# Got to brag about my Mustang



## Bellasmom (Jun 22, 2011)

Just a little background; I have a 4 1/2 yr old Mustang I adopted as a yearling. Did all her groundwork & had a friend put 60 days on her about a year ago. She did very well, was trail ridden extensively, but bucked my friend off about 6 weeks into the process, resulting in several fractured ribs and a concussion. The friend rode her back to camp that day (they were out on the trail with friends). In her defense, the friend was ponying another horse from Bella and that horse got around behind her, the lead rope got up under Bella's tail and she freaked. I brought Bella back home & have been on her 15-20 minutes at a time in the backyard maybe a dozen times since then. I am 53 and SCARED, even though she has never done anything with me to justify that. I have put hundreds of miles on my RMH, and she does spook once and a while, but she is not terribly graceful & I have no trouble staying on. Bella, on the other hand, is VERY athletic & can turn inside out when she feels like it......I'm worried I'm going to get hurt when she does. Anyway (so much for a LITTLE background, lol). Went for a ride yesterday with friends, one of whom offered to ride Bella. He pulled her out of the pasture, saddled her up & we rode for 3 hours (4 of us). She was a doll! Down the road, thru town, cross country and down to the river and back. She looked at a few things and "blew", but never spooked or did anything stupid. Weather was in the 70's, and breezy; we just walked with a little lazy trotting thrown in. I am so proud of my girl! Now if I can get over this stupid mental block I have an actually enjoy her! Any tips?


----------



## Celeste (Jul 3, 2011)

It may be that you have more of a survival instinct than a mental block. I think that you should just continue to take her out on many, many rides. If you can get your friend to ride her, so much the better. I think that you did a good thing to take it slow and easy on the trail. A lot of people get all excited and start galloping green horses on a trail ride. This can get them spooked and lead to problems.


----------



## phantomhorse13 (Feb 18, 2011)

When you were on her for the short periods in your yard, did you feel better at the end then when you started? If so, then why not continue to do that and stretch the time out (even if its 30 seconds) each ride? Nobody said you have to do 3 hour rides in order to have fun. 

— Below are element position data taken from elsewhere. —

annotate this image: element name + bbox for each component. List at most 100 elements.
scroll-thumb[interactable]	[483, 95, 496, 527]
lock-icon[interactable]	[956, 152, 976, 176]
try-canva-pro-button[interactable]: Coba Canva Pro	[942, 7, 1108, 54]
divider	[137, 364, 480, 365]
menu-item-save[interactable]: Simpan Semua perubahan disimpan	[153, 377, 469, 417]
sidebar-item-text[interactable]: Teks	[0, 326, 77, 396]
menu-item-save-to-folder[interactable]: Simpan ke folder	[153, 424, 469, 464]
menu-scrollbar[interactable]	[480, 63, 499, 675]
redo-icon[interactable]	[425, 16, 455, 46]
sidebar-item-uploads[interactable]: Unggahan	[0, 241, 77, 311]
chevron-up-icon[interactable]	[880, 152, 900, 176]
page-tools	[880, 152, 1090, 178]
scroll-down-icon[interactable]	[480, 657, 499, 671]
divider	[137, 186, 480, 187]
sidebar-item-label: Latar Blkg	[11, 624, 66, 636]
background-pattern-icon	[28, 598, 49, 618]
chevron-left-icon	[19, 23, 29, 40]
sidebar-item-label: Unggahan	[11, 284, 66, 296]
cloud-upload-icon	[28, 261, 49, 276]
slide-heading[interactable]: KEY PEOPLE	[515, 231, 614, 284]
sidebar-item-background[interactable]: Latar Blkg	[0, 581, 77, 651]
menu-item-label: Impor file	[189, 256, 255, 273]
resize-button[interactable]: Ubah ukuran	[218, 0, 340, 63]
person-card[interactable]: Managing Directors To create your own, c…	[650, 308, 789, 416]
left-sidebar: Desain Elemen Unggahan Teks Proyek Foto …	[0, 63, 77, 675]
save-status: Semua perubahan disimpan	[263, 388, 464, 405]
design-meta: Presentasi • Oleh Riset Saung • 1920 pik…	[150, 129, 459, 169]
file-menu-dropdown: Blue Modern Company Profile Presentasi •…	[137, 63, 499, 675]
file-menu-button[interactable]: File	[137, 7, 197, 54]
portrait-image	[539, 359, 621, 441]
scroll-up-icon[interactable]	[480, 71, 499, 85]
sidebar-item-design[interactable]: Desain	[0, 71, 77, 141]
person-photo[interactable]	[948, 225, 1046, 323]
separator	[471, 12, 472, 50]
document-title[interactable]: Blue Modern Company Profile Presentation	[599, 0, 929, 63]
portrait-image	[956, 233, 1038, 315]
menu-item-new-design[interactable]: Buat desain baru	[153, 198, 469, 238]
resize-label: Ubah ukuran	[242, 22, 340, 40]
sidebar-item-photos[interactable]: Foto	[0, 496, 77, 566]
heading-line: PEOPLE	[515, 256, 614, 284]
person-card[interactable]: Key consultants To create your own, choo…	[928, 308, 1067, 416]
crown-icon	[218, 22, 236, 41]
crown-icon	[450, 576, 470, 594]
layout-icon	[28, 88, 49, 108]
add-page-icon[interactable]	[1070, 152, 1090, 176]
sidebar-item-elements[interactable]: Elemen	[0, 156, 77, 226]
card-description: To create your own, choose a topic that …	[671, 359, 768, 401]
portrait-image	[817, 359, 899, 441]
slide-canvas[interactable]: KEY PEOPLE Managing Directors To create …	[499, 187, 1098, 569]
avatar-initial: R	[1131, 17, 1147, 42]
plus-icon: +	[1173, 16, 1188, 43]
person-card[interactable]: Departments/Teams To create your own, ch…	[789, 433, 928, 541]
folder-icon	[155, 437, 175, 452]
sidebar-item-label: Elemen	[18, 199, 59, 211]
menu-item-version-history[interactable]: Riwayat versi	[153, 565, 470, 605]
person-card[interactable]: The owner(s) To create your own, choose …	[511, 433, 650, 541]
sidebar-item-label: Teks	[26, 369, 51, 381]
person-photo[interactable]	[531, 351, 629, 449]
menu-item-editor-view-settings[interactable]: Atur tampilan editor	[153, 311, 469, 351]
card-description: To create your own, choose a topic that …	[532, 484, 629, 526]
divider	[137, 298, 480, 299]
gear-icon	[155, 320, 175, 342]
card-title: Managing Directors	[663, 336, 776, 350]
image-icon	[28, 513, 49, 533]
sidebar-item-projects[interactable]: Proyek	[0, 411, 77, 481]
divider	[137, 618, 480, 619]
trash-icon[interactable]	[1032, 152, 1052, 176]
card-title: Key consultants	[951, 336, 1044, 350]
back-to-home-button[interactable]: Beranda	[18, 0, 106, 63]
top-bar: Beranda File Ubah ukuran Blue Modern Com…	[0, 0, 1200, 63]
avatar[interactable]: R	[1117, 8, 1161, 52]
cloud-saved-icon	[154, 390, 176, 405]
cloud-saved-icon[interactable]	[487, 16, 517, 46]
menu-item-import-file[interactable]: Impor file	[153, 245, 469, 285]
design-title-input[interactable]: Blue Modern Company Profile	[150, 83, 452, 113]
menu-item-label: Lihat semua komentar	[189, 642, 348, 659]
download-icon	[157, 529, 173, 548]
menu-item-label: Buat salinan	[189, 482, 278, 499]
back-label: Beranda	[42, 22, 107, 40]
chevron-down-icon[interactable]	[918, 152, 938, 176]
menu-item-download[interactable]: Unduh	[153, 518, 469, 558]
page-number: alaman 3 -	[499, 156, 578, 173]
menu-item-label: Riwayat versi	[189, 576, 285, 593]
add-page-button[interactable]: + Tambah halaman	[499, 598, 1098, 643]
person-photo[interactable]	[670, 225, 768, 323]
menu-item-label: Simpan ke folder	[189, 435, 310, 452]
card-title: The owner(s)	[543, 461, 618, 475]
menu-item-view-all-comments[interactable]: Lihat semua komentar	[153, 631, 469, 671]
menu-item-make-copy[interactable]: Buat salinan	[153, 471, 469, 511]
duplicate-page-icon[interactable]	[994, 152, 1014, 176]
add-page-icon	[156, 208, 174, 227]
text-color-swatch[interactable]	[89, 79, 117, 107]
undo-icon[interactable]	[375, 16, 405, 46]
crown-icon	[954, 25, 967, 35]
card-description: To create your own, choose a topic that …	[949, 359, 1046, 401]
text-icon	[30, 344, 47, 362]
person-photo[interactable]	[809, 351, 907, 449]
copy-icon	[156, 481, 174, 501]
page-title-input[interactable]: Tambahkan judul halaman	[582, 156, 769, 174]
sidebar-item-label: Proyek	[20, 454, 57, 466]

Nothing wrong with being afraid, as long as you can acknowledge it and move past it (and doesn't have to be all at once). If you can't, then seems like either not riding her or rehoming her to someone who does enjoy her would be in both your best interests.


----------



## Bellasmom (Jun 22, 2011)

I did ride her a few minutes this evening, bareback in the backyard. My fear issues are fairly new (within the last few years). I am not a novice rider, nor is this my first green horse (she will be my last, however). I know I can get over this...I am just going to have to push myself through it


----------



## Celeste (Jul 3, 2011)

As I have gotten older, I have had less interest in training green horses. It was a better financial decision for me to send my horse to a professional trainer rather than to risk getting injured and being out of work. If your horse is doing that well, she may be good to go. If she is giving you problems, you might want to consider send her to a trainer.


----------



## trailblazr (Oct 15, 2012)

It sounds like you know what your problem is and you are working on it. Just as others have said saty where you are comfortable riding her and increase your time slowly. Eventually you wil gain your trust with her. It sounds as if you just need to bond more so you can trust her and her you. Stay where you and her are comfortable and it will happen over time.


----------



## QOS (Dec 8, 2008)

I can relate to your problem. As the others said...go slow...don't do more than you are comfortable with.

Sounds like she she bucked it was for a very specific reason - she didn't just spook and start bucking. Ponying and rope under tail could have thrown lots of horses into that reaction. 

Keep working at your comfort level with her. Maybe switch horses on the trail. Let your friend ride her out for an hour or so. Then when you are comfortable with how she is behaving...switch and go down the trail even if it is just for a few minutes. Knowing you can get off and switch may make you comfortable enough to keep going.

Best of luck and let us know how you are doing!!


----------